Nonlinear Relativistic and Quantum Equations with a Common Type of Solution

TL;DR

This paper introduces generalized nonlinear quantum equations that unify Schrödinger, Klein-Gordon, and Dirac equations, featuring soliton-like solutions expressed via q-exponentials, while maintaining Einstein's energy-momentum relation.

Contribution

It proposes a unified nonlinear framework for key quantum equations with q-dependent terms, revealing a common soliton-like solution structure.

Findings

Equations recover standard forms as q approaches 1.

Solutions are expressed in terms of q-exponentials from nonextensive statistics.
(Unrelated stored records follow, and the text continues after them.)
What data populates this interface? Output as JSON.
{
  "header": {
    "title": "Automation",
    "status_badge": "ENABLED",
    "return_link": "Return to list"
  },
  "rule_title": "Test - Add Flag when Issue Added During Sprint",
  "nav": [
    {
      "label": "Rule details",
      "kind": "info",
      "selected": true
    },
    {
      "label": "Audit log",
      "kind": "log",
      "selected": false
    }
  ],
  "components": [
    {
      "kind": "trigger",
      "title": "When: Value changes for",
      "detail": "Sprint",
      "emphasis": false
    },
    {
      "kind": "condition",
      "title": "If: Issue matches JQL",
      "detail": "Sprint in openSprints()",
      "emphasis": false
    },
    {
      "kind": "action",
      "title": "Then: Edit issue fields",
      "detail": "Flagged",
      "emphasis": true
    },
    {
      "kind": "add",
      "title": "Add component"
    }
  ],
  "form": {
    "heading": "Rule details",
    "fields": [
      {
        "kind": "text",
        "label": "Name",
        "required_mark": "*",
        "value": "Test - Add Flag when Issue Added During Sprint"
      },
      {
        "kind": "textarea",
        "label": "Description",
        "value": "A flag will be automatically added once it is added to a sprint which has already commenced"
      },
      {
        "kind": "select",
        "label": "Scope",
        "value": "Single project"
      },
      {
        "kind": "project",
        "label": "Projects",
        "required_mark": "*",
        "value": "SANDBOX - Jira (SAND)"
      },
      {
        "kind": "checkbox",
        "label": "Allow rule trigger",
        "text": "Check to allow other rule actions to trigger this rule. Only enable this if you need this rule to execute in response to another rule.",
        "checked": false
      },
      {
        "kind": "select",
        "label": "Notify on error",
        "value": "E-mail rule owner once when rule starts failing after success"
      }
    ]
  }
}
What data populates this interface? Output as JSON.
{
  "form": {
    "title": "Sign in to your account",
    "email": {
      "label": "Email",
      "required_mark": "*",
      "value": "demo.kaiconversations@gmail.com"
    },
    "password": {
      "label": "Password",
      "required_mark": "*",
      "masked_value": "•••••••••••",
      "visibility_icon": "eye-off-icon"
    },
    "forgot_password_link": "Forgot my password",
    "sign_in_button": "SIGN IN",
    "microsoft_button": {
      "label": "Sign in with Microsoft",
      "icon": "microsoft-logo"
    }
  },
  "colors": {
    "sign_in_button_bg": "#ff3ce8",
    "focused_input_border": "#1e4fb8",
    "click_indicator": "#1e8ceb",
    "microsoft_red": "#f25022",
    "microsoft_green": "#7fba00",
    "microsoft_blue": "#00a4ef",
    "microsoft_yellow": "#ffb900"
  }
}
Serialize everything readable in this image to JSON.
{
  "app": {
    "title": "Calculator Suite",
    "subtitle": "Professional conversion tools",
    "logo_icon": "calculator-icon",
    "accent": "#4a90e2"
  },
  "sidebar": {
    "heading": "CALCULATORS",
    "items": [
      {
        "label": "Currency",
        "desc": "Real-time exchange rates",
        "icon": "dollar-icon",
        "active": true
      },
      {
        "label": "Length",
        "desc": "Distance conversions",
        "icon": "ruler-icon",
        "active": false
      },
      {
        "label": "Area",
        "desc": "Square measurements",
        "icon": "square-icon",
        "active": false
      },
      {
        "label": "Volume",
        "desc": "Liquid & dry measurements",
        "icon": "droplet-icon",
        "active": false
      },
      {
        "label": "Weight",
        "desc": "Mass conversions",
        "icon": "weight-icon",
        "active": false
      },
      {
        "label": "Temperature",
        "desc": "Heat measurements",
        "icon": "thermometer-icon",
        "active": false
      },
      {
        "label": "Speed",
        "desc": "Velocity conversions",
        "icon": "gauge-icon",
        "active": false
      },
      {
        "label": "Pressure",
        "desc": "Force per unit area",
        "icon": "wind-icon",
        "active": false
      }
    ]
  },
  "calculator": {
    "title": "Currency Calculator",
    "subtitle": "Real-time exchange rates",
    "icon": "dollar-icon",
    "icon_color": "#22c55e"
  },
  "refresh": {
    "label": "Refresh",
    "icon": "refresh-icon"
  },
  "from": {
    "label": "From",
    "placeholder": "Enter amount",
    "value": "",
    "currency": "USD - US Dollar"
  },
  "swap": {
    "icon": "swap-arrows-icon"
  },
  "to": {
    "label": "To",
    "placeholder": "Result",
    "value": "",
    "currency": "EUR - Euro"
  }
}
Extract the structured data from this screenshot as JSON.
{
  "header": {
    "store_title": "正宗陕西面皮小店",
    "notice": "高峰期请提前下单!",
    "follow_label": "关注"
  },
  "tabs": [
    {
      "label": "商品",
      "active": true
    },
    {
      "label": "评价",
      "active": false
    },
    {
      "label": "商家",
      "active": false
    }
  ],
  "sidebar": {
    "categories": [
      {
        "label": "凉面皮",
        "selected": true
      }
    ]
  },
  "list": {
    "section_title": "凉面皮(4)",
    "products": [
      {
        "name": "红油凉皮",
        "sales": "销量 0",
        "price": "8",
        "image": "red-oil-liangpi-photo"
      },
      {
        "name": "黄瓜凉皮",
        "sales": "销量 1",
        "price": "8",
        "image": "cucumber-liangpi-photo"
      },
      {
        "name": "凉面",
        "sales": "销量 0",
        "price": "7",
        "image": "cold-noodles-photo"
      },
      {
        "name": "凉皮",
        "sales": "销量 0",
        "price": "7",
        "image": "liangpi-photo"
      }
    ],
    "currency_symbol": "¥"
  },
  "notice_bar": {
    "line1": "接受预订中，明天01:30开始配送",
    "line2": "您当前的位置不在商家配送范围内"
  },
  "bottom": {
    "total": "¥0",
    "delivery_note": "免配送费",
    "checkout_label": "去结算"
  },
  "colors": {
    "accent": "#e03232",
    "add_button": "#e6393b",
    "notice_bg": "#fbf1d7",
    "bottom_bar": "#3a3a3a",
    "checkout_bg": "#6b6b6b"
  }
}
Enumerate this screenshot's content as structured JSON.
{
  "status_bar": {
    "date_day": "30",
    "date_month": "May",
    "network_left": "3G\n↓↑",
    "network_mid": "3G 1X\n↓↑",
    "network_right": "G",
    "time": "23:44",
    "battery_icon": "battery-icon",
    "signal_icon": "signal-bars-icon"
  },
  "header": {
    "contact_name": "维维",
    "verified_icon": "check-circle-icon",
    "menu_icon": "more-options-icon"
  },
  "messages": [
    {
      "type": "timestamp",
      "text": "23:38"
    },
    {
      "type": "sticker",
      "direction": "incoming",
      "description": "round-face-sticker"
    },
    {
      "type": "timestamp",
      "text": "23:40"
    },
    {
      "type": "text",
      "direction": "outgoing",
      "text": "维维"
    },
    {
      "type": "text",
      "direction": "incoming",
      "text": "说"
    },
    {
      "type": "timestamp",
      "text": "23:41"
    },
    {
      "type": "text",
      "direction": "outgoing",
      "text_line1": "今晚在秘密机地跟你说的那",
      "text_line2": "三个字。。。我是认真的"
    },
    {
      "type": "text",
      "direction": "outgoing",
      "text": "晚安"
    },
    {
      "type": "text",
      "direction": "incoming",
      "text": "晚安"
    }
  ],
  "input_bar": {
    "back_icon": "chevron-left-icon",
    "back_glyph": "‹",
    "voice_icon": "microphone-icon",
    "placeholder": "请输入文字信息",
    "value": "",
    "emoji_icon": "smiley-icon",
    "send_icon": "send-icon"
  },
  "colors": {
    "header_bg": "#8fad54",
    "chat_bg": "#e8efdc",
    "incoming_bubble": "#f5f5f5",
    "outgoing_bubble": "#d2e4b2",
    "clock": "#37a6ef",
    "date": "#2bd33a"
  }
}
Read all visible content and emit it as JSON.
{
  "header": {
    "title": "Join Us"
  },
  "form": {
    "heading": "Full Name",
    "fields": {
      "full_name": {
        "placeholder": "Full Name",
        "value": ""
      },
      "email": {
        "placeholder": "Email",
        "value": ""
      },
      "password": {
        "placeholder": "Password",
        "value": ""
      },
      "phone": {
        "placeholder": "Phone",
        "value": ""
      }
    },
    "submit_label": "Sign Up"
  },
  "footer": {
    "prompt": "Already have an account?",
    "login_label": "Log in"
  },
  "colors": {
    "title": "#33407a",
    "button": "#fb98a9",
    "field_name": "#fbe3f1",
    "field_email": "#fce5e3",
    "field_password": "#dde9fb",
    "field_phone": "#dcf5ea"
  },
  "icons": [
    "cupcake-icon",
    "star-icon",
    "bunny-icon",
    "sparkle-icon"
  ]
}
Energy-momentum relation remains valid for all q values.

Abstract

Generalizations of the three main equations of quantum physics, namely, the Schr\"odinger, Klein-Gordon, and Dirac equations, are proposed. Nonlinear terms, characterized by exponents depending on an index $q$, are considered in such a way that the standard linear equations are recovered in the limit $q \rightarrow 1$. Interestingly, these equations present a common, soliton-like, travelling solution, which is written in terms of the $q$-exponential function that naturally emerges within nonextensive statistical mechanics. In all cases, the well-known Einstein energy-momentum relation is preserved for arbitrary values of $q$.